7 Mar 2013 skvidal   » (Master)

async actions in ansible playbooks

A number of people have been surprised by this feature, even though it is documented, so I thought I’d mention it.

Ansible can run actions async. This means it connects to the client system, starts the process and disconnects.

In general you would want all your plays to be synchronous (do thing X, wait for it to be done/watch it, do thing Y).

However, there are times when what you want to do will take a VERY long time or could kill your ssh connection off.

An example is a yum update:

tasks:

- name: yum update

action: command yum -y update

That can take a long time, depending on what’s going on.
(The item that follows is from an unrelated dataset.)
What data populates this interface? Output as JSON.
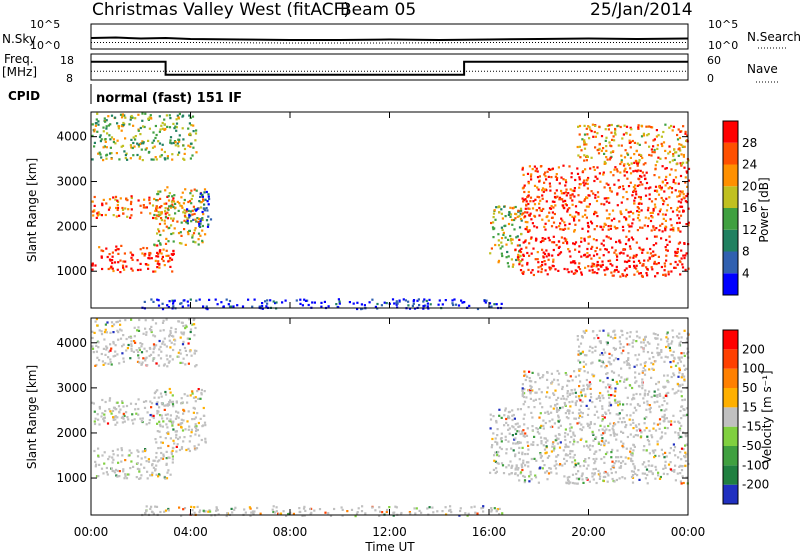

You want to monitor what it does, but you don’t want a timeout or a reset ssh session/network to kill off that process.

So what do you do? You make it async:

tasks:

- name: yum update

action: command yum -y update

async: 7200

poll: 15

That means – run yum -y update – wait for up to 7200s and poll every 15s to check on the status of the action.

Here’s where we’re using it in fedora:

http://infrastructure.fedoraproject.org/cgit/ansible.git/tree/playbooks/package-update.yml#n11

However, this means if your ssh or network were to die – the yum update process would still run to completion.

But if your connection does die and you cannot check on the status of the job what do you do?

Well -you can connect to any system as the user who was running the job and look in ~/.ansible_async

there will be a file in there for each job that was being run. It may just be a place holder and empty (if the job is still running) or it made be filled with the results if the job is finished.

Pretty handy for a variety of tasks.